Ao adotar a medida em março, o ministro do STF impôs fortes restrições aos contatos políticos do ex-presidente, limitando o círculo de visitas estritamente a familiares, advogados e profissionais de saúde. Existe a expectativa de que Moraes possa prorrogar a prisão domiciliar como forma de evitar articulações e movimentações políticas estratégicas no período que antecede as eleições.
Piora na saúde e pedido de prorrogação
Para tomar uma decisão sobre a continuidade ou não do regime domiciliar, o ministro Alexandre de Moraes deve exigir a realização de uma nova perícia médica oficial que sirva de base técnica para o seu parecer. Por outro lado, a equipe de defesa de Bolsonaro já indicou que vai protocolar um pedido formal junto ao STF para estender o prazo, sustentando que os problemas de saúde do ex-presidente persistem e apresentaram agravamento recente.
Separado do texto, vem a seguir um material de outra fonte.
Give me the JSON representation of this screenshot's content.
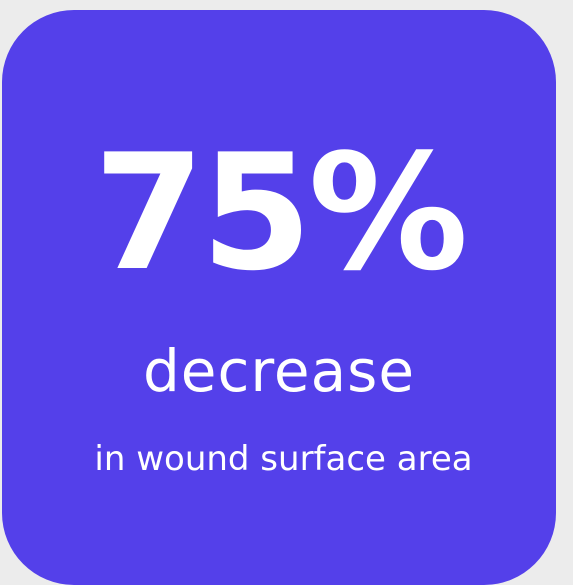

Os relatórios médicos que são enviados semanalmente ao Supremo Tribunal Federal revelam que, nos dias mais recentes, o ex-presidente enfrentou uma piora significativa em seu quadro de crises de soluço crônico. A situação exigiu a administração de doses complementares de medicamentos, as quais já atingiram o limite terapêutico considerado seguro pelos especialistas.
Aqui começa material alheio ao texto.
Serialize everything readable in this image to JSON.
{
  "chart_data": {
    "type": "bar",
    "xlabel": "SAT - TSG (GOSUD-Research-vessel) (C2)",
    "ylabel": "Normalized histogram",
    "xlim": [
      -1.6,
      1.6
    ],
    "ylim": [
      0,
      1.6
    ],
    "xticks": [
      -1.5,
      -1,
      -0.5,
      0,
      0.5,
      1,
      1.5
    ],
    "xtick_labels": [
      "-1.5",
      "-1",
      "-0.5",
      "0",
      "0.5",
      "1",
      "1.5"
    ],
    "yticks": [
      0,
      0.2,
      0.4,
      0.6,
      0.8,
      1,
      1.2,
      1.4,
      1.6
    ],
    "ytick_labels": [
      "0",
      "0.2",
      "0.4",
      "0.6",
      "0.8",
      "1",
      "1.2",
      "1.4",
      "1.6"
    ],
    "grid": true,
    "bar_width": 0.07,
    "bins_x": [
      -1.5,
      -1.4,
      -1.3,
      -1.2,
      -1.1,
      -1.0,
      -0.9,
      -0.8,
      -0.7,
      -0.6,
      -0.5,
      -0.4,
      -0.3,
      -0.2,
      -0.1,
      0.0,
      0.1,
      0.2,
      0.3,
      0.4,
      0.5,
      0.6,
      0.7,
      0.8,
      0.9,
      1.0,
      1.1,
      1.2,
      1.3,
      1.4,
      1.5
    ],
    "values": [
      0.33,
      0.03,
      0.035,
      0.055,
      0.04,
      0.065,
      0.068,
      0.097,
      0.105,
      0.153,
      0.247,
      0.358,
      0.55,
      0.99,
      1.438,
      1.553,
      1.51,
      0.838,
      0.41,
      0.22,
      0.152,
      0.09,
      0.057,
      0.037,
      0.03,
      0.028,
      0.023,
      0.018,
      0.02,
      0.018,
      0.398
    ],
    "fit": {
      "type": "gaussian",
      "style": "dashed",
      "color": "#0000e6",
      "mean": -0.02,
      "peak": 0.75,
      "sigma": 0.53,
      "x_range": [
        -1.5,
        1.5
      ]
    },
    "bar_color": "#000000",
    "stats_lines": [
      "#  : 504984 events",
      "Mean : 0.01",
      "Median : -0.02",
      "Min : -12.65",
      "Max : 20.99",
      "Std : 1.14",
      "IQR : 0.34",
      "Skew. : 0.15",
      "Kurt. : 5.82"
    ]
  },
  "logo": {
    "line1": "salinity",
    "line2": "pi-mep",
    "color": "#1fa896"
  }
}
Rigor nas medidas cautelares e histórico médico
Ao longo de todo o período de permanência em sua residência, localizada no Condomínio Solar de Brasília, o ex-presidente tem cumprido determinações cautelares rigorosas. Ele permanece sob monitoramento por meio de tornozeleira eletrônica e enfrenta o bloqueio total ao uso de telefones celulares ou ao acesso a redes sociais, mesmo que de forma indireta por terceiros. Além disso, Bolsonaro está impedido de gravar vídeos para a internet e mantém a rotina restrita de visitas controladas.
A transferência para o ambiente domiciliar ocorreu originalmente por recomendação médica. Aos 71 anos, o ex-presidente precisou ser internado para tratar uma broncopneumonia aspirativa, quadro que se somou a outras complicações de saúde preexistentes e aos impactos de uma cirurgia recente realizada no ombro.